NextImg:Jack Ciattarelli for New Jersey Governor

New Jersey is not California, but it is highly blue nonetheless.

Democrats have had unified control of the state legislature for 24 years, and Republicans haven’t elected a U.S. senator since 1972 (the liberal Clifford Case). In 2021, New Jersey Governor Phil Murphy won a second term, although narrowly. Murphy’s opponent at the time, onetime state Assemblyman Jack Ciattarelli, substantially outperformed the polls and lost by a less than three-point margin.

New Jersey is difficult terrain for a Republican in any circumstance, and especially so in an off-year election when a Republican occupies the White House. But indications are that, once again, Ciattarelli is overperforming, this time in his race against Murphy’s would-be Democratic successor, Congresswoman Mikie Sherrill.

A late-September Emerson College survey found that, among likely voters, the race is tied at 43 percent apiece. A Quantus Insights poll conducted one week later found a two-point race, with Sherrill leading Ciattarelli by just 48–46 percent.

Sherrill started out in the summer as the race’s prohibitive favorite. Today, the RealClearPolitics average of the race’s sparse polling finds her garnering less than a majority of the vote, with Ciattarelli just 4.7 points behind her.

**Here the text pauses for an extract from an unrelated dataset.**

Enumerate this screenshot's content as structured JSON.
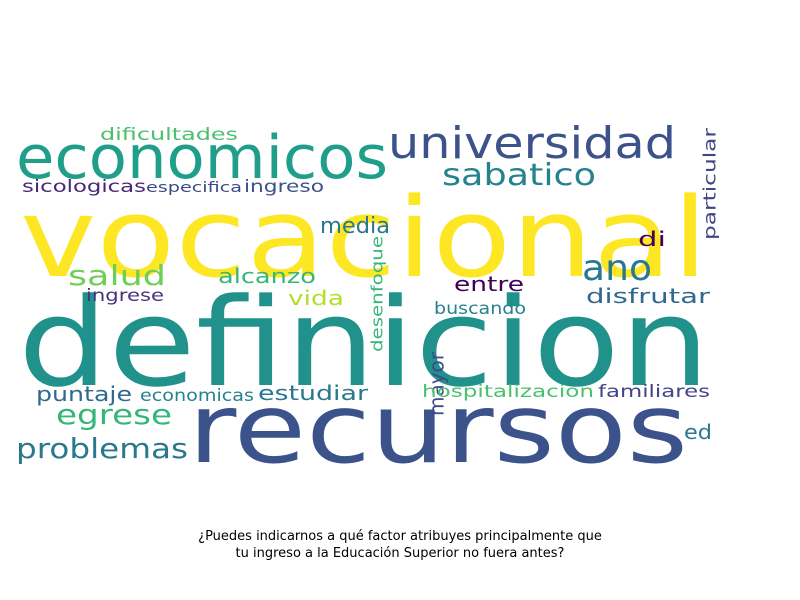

What’s going on? Having run once before, the former assemblyman is a strong candidate. Republicans have been gaining in registrations in the state, which Trump lost by a much narrower margin in 2024 compared with 2020. And, most of all, there’s a deep discontent with the Democratic misgovernance of New Jersey, especially as energy costs skyrocket. Like a certain mayoral candidate across the river, Ciattarelli is emphasizing affordability, although with a better diagnosis and prescription.

Murphy has put a European-style emphasis on wind and has gotten European-style results. Not too long ago, the state was an energy exporter, but now it can’t affordably meet in-state demand. “New Jersey has insufficient generation in-state to meet its needs, and has to make up this difference through imports,” the electricity grid manager PJM observed earlier this year. “A seven-year-long effort by New Jersey to fill this gap with offshore wind has failed to deliver any results whatsoever, and consumers are now paying the price for this failure.”

Josh Shapiro, the governor of neighboring Pennsylvania, is no conservative, but his relatively moderate energy policy is a stark contrast to Murphy’s ideological devotion to wind above all else.

Ciattarelli’s battle cry is to “make New Jersey affordable again.” He wants an all-of-the-above approach to energy, and promises to cut and cap out-of-control property taxes.

Often the butt of jokes, New Jersey is a big, beautiful state that has one of the most important economies in the country. It has gotten unified Democratic governance good and hard over the last decade. It deserves something better, and Jack Ciattarelli is offering it.